C’est dans les paysages du Nord Argentin, au cœur du village de Cerro Colorado et dans le mystère qui entoure Pablo Del Cerro que la chanteuse française Mandy Lerouge est partie mener son enquête musicale auprès de Roberto Chavero, fils d’Atahualpa Yupanqui et Antoinette Pépin. Un collectage de plusieurs semaines, filmé par le réalisateur italien Francesco Garbo, sur les traces de Pablo Del Cerro, à la découverte des lieux, des paysages, lectures et rencontres qui ont inspiré et nourri sa collaboration artistique avec Atahualpa Yupanqui. L’occasion pour Mandy Lerouge de se plonger dans l’histoire, les partitions, la bibliothèque personnelle mais aussi les carnets de composition et de confidences de celle qu’Atahualpa Yupanqui surnommait « Nénette ».
Un répertoire mis en lumière et réinterprété par Mandy Lerouge, à découvrir sur scène, en concert et album en 2025 (série radiophonique prévue en 2025), à la rencontre de la poésie d’Atahualpa Yupanqui, sur les traces de son double, de son ombre, de la femme derrière certaines des plus belles de ses mélodies : Antoinette Pépin.

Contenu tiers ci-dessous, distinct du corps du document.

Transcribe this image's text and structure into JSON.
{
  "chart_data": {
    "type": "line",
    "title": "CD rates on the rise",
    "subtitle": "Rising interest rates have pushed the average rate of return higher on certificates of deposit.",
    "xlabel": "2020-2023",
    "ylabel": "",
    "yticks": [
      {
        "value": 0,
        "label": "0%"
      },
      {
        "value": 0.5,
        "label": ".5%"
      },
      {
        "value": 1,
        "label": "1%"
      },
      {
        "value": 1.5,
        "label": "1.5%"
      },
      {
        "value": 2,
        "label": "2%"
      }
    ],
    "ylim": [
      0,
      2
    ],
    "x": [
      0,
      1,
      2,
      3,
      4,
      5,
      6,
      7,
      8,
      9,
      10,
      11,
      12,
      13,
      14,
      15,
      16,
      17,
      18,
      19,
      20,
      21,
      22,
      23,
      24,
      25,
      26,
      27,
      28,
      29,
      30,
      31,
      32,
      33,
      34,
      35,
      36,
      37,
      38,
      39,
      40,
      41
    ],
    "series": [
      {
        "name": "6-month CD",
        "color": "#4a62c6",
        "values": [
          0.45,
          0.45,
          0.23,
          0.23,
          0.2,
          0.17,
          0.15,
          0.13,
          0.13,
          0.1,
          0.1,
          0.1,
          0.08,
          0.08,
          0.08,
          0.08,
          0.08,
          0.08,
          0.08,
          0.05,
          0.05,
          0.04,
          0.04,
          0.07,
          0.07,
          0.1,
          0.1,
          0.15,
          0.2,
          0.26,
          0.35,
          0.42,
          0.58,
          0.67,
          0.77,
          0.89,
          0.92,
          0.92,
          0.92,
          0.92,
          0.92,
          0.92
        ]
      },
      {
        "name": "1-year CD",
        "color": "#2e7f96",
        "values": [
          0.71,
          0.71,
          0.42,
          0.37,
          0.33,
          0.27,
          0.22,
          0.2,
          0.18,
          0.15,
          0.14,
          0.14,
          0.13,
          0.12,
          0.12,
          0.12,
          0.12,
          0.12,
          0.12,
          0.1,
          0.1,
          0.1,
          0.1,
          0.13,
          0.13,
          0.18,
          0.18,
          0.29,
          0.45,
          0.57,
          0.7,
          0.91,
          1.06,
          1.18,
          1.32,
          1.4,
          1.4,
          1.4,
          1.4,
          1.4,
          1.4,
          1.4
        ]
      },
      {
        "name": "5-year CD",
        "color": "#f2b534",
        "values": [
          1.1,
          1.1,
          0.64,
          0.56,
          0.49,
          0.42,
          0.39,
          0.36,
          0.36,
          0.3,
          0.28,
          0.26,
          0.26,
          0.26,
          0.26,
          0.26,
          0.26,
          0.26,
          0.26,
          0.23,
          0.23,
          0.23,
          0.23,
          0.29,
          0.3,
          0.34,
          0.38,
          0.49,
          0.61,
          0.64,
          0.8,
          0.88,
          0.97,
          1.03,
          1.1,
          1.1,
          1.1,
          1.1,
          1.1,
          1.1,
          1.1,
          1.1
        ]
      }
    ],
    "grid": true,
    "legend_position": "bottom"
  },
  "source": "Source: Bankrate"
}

« La Madrugada » de Mandy Lerouge : l’envol d’une voix
Chanteuse autodidacte ayant grandi dans les Hautes-Alpes, Mandy Lerouge apprivoise le monde de la musique depuis une bonne dizaine d’années, au fil d’aventures qui la mènent du jazz à la musique classique en passant par le trip-hop, sans oublier une formation d’ingénieur du son et une expérience de journaliste. En 2014, un premier
voyage en Argentine lui fait découvrir la culture de ses campagnes du nord et elle tombe amoureuse autant de ses musiques que des expéditions à cheval avec les Gauchos qui parcourent la région en surveillant leurs troupeaux – Mandy est cavalière depuis son plus son jeune âge. Désormais basée à Marseille, elle a mûri son projet et l’a nourri de rencontres avec plusieurs figures de la musique argentine : Chango Spasiuk, Raúl Barboza, Melingo... Puis début 2020, elle retourne dans ces contrées et, telle une digne héritière d’Alan Lomax, collecte ce qui deviendra le répertoire de ce premier album si personnel et en même temps si accrocheur... Plusieurs fées se sont penchées sur son berceau : Vincent Segal qui en a effectué la réalisation en « encourageant les prises sans casque et la proximité des musiciens », Gérard de Haro qui a organisé son studio-écrin de La Buissonne pour s’adapter à cette configuration « live » rare (« je n’ai vu ça que deux ou trois fois dans ma vie ! »), et bien sûr les musiciens ; le pianiste argentin Lalo Zanelli
au jeu sensuel qui a aussi signé les arrangements, son compatriote le percussionniste Javier Estrella tout en flamboyance retenue, le contrebassiste colombien Felipe Nicholls architecte discret, et en prime une apparition intense du complice Melingo. Non seulement Mandy Lerouge a réussi son pari, mais elle nous donne aussi une leçon d’intelligence culturelle. Dans cet enregistrement quasi télépathique où l’élégance mélodique des ballades semble rythmée par le trot des chevaux et les cœurs qui s’emballent, elle transcende avec sa voix magnétique ces danses de tradition orale (le chamamé, la chacarera, la zamba et un zeste de tango canaille). Enfant du métissage – son père est malgache et sa mère française –, elle s’approprie ces musiques populaires qui sont elles-mêmes métissées et les fait s’épanouir dans une nouvelle hybridation, une musique de chambre d’aujourd’hui où le jazz et même le rock ne sont jamais très loin. Trans-culturalité ? Effet salutaire de la globalisation ? Tout cela à la fois certainement mais en n’oubliant pas le principal : cette « madrugada » qui signifie « l’aurore » doit aussi se lire comme la métaphore de l’envol d’une grande voix.